But Hillerman had written a lot of words in her career. Having seen her father happy in his career with the United Press International and The Santa Fe New Mexican, Hillerman graduated from UNM with a major in journalism. (At the time her father, also a UNM alum, was a professor and chair of the Journalism Department and she took two of his classes.) She also briefly worked for UPI and wore many hats at The New Mexican and the Albuquerque Journal.

So she started to map out a story and sat down to write.

“I figured all I could do was the best I could do,” she says.

Hillerman didn’t want to channel her father; she wanted her books to be her own. She brought Chee and Leaphorn back, but put Leaphorn in the hospital gravely wounded in the first chapter and developed one of her father’s minor characters, Chee’s wife, Police Officer Bernadette Manuelito, into the star of the book.

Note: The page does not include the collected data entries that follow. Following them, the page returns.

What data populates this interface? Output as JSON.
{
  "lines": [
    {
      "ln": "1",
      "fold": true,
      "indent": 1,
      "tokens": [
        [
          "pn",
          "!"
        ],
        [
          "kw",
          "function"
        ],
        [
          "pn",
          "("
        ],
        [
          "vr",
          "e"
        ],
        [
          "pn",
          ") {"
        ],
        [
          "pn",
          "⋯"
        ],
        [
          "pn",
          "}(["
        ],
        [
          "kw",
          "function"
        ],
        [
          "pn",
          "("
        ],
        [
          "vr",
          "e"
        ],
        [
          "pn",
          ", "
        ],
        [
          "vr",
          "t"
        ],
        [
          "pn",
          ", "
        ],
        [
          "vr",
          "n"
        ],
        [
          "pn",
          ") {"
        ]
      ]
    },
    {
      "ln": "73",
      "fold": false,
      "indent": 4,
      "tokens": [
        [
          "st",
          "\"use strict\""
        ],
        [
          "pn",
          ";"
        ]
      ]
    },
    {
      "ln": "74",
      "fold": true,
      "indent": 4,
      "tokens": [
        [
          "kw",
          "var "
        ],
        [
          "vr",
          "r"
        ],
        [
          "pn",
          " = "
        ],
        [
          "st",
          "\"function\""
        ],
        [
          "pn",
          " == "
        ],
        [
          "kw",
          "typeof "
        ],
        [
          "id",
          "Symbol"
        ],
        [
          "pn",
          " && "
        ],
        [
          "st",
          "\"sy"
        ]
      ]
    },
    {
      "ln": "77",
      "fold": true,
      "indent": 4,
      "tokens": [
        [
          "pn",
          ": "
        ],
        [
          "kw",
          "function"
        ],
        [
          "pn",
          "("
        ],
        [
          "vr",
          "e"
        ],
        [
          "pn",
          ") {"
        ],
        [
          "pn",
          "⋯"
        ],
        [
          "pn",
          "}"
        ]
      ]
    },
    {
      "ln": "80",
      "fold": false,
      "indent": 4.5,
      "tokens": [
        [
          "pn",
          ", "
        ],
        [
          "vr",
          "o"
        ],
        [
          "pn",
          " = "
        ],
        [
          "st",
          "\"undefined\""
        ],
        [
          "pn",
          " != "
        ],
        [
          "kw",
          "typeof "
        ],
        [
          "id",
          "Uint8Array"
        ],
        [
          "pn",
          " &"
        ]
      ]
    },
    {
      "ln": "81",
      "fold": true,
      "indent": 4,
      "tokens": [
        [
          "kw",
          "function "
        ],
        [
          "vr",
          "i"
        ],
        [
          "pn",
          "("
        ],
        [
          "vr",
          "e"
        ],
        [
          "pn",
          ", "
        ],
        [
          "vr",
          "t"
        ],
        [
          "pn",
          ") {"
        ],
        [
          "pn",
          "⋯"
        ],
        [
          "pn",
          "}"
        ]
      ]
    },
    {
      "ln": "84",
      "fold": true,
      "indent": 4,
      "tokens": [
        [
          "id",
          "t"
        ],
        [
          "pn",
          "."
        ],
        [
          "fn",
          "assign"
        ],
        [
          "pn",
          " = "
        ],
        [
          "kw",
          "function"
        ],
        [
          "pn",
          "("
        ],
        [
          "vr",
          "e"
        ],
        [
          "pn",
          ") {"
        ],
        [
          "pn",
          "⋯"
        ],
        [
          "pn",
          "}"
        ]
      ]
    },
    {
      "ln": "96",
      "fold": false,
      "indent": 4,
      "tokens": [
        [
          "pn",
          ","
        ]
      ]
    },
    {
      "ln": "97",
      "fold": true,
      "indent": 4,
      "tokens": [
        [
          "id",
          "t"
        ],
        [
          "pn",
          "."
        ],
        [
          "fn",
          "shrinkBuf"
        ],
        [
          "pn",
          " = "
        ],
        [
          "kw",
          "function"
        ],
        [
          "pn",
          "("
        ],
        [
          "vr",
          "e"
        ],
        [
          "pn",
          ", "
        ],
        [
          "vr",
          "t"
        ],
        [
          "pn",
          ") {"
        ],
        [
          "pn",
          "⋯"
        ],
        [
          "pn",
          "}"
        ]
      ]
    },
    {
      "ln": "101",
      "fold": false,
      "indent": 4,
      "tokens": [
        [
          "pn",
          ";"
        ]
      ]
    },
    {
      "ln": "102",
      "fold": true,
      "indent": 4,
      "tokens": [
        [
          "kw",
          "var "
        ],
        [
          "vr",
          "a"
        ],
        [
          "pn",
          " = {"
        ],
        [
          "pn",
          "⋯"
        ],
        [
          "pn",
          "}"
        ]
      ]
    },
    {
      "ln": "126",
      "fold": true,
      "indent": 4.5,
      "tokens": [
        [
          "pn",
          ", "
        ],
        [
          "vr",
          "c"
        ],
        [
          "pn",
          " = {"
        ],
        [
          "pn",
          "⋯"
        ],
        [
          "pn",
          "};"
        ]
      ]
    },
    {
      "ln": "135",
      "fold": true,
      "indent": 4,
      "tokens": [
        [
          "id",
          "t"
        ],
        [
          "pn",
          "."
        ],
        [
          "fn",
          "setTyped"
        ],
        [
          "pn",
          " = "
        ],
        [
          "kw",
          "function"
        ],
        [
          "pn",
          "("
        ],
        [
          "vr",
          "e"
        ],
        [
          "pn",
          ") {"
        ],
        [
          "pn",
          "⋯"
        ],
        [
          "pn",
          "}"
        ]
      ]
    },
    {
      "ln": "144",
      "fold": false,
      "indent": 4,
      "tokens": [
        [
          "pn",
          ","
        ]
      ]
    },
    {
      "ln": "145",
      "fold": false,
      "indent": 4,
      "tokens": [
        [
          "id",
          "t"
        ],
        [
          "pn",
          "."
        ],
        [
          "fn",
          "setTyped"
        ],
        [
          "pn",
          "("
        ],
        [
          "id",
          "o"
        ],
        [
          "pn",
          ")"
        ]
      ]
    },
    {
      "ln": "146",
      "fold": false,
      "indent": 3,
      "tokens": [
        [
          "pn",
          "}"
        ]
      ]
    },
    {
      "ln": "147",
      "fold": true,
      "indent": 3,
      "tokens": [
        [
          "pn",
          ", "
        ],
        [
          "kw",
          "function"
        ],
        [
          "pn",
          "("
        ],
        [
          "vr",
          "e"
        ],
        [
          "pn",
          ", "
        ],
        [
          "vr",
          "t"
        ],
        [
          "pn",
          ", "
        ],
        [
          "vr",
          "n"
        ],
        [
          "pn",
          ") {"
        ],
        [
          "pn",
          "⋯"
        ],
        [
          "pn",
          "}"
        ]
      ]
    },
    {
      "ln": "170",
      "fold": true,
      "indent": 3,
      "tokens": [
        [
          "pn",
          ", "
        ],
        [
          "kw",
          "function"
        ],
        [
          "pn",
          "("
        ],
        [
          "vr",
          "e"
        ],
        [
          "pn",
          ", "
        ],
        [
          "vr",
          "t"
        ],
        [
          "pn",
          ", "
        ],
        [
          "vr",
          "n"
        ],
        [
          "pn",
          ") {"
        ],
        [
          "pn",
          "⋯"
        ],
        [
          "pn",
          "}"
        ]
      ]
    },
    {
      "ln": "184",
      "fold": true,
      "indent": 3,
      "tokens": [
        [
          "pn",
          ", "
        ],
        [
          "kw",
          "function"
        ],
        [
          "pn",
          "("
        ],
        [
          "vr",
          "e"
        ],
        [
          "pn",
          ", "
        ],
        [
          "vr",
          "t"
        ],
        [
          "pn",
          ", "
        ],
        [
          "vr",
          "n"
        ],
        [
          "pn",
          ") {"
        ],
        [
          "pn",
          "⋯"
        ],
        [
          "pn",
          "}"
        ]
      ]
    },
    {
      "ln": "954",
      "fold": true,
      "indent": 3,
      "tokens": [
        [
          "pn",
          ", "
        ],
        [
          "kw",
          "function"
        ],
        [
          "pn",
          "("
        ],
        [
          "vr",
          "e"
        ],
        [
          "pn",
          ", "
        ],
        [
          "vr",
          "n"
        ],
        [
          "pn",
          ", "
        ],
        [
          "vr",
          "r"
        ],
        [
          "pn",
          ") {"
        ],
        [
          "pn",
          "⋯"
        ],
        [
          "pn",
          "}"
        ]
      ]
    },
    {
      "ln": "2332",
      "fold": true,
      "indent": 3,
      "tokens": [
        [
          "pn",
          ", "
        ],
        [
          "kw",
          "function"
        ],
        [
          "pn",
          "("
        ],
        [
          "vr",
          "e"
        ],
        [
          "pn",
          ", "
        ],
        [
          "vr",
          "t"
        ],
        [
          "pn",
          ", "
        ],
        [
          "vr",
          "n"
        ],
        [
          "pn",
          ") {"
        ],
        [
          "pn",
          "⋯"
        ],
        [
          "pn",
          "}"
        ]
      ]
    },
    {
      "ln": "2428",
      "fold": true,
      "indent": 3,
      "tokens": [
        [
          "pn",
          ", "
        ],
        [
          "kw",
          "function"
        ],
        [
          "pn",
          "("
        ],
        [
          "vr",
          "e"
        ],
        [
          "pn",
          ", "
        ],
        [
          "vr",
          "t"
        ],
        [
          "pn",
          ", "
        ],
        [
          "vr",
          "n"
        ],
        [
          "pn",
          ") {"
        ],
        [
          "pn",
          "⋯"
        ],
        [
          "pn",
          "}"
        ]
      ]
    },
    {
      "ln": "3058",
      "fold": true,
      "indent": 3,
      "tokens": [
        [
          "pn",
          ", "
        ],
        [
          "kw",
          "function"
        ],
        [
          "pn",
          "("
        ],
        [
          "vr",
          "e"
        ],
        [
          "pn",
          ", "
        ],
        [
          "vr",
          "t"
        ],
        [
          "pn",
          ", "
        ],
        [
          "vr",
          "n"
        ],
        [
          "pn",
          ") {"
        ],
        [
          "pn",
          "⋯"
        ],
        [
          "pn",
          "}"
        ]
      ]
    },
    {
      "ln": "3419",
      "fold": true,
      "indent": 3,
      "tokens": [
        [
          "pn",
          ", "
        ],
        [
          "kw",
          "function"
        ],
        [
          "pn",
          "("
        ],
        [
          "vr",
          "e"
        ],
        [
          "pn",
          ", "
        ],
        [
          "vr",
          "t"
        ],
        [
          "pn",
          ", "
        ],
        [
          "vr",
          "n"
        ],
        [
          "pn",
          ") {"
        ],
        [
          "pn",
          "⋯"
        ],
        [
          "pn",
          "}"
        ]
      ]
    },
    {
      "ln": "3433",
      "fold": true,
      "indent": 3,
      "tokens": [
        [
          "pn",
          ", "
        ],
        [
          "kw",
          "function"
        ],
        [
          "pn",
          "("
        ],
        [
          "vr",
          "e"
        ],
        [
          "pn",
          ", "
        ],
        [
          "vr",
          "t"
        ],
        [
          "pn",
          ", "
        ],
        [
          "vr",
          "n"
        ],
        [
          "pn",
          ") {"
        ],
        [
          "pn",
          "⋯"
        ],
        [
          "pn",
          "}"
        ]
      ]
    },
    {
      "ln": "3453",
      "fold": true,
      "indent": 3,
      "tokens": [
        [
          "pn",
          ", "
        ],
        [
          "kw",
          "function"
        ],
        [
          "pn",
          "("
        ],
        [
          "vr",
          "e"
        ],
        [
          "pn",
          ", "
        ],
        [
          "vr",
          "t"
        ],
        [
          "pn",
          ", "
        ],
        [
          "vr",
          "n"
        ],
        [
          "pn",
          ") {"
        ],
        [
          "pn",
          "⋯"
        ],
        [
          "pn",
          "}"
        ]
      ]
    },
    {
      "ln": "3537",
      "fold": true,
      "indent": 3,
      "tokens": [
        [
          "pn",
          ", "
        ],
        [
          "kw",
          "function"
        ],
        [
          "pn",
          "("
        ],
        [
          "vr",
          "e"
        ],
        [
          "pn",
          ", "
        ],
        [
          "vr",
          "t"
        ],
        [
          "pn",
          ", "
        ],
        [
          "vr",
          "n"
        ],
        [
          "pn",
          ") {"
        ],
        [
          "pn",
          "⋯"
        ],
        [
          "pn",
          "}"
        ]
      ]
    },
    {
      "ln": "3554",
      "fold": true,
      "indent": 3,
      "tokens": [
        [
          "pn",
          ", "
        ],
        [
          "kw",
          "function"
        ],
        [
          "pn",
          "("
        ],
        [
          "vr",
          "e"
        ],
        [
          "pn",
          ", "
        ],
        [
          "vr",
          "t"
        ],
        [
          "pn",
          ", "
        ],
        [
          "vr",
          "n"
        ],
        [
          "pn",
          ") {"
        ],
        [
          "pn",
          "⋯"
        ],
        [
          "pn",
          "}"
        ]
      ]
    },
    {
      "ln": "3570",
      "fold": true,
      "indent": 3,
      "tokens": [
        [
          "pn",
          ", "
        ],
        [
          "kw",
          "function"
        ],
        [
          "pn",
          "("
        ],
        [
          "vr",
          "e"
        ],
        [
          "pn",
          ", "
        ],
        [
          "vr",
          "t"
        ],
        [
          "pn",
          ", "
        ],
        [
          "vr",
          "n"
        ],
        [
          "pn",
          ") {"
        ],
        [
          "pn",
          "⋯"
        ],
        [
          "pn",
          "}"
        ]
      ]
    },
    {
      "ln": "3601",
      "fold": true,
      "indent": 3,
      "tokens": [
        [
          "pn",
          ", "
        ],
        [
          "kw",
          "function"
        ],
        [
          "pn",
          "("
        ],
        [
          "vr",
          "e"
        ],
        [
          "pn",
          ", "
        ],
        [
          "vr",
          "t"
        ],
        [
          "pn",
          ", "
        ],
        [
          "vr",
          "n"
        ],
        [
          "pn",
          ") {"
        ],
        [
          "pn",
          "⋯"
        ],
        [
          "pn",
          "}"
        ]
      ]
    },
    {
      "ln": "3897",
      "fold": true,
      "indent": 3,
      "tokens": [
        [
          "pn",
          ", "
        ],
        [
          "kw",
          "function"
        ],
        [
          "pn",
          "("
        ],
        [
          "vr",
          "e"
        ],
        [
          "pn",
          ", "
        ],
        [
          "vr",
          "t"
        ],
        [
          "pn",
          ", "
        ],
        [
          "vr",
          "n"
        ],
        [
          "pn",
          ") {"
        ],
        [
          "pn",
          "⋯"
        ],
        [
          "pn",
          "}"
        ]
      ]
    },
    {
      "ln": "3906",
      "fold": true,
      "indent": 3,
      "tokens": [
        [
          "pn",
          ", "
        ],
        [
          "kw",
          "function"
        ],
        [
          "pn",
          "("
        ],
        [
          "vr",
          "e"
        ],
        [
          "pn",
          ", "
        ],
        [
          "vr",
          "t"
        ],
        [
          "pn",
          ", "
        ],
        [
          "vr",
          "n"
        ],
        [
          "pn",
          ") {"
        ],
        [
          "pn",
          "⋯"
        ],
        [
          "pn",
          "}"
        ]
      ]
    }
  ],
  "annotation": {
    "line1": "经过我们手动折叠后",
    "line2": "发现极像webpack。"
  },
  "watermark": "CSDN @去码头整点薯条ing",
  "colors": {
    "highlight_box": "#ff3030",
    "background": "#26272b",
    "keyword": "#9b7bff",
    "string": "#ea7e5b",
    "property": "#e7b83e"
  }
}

When she was finished writing “Spider Woman’s Daughter,” Hillerman printed out the book and gave it to her mother over the Thanksgiving holiday. Marie Hillerman was Tony’s first reader and a careful editor.

“My mom was very wise and a very good editor, and also very gentle,” Hillerman says. “So if there was anything she said that was less than supportive, I would know that the book just stank.”

Her mother called her the day after Thanksgiving and said, “Well, I read your book.”

“What did you think of it?”

“I think your dad would be proud.”

Hillerman puts her hand on her heart and tears form at the memory.

“It doesn’t matter how old you are, those are magic words,” she says.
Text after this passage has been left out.